If you’re already doing these things, they good on you, you’re a champion parent! But in this hectic life you can often slip into patterns of behaviour that don’t bring out the best in your teens, particularly if they’ve been difficult to manage in the past. Don’t change things overnight, but set your sights on an end game when they are 18 or finishing school and slowly work your way towards that. Remember consistency, individual focus, small steps and being open to negotiation and discussion will go a long way to getting an outcome you can live with.

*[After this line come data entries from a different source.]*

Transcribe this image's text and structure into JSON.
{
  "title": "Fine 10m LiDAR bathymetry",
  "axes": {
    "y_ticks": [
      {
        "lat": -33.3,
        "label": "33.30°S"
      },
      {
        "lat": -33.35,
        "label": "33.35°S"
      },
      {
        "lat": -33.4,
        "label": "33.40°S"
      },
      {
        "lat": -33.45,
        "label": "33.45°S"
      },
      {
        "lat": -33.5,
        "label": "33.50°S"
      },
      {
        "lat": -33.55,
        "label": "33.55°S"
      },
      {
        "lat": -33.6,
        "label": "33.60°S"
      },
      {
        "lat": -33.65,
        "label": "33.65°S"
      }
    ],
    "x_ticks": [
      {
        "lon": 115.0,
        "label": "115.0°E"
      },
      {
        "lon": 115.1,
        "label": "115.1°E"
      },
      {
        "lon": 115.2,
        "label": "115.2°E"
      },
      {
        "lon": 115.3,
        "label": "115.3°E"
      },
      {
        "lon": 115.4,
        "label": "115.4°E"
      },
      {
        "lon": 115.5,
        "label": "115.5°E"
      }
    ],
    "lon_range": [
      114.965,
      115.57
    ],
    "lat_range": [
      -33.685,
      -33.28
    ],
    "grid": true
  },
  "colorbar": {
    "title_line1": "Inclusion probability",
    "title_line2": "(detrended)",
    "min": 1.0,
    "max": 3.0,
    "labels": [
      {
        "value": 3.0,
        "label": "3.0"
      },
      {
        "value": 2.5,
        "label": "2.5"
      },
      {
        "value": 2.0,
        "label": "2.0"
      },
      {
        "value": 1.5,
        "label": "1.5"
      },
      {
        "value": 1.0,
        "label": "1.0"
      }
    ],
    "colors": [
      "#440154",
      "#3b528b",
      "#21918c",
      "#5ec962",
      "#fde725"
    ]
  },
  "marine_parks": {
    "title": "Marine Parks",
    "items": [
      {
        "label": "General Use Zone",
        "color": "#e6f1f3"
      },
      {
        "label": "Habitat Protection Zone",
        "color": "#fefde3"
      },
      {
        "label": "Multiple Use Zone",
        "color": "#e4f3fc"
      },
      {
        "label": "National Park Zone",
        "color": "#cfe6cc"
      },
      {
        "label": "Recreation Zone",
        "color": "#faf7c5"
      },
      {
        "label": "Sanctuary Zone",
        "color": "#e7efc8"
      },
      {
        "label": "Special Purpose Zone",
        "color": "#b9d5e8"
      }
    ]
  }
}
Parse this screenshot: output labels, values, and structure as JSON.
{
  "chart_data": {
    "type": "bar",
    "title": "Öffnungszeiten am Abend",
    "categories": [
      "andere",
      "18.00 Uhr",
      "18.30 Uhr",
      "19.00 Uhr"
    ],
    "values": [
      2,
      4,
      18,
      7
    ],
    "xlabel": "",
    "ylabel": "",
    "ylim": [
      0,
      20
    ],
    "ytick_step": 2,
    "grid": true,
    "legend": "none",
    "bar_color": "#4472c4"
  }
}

Some resources I used for this article that I can’t provide links for are:

  • Research by Donna Hoskins on the “Consequences of Parenting on Adolescent Outcomes”, published in Societies, 2014, volume 4.
  • “Parenting styles and eating disorders”, by IJ Lobera, PB Rios and OG Casals, which was published in the Journal of Psychiatric and Mental Health Nursing, volume 18 in 2011.
  • Kyung Rhee, Julie Lumeng, Danielle Appugliese, Niko Kaciroti and Robert Bradley’s article, “Parenting Styles and Overweight Status in First Grade”, which was published in 2006, in Pediatrics, volume 117 (6).
  • “Trajectories of Delinquency and Parenting Styles”, by Machteld Hoeve, Arjan Blokland, Judith Semon Dumas, Jan Gerris and Peter van der Laan, published in the Journal of Abnormal Child Psychology, volume 36 (2) in 2008.

What do you think about parenting styles for teenagers? Is your go-to style working for you, or is it time for a tweak? I’d love to hear your thoughts.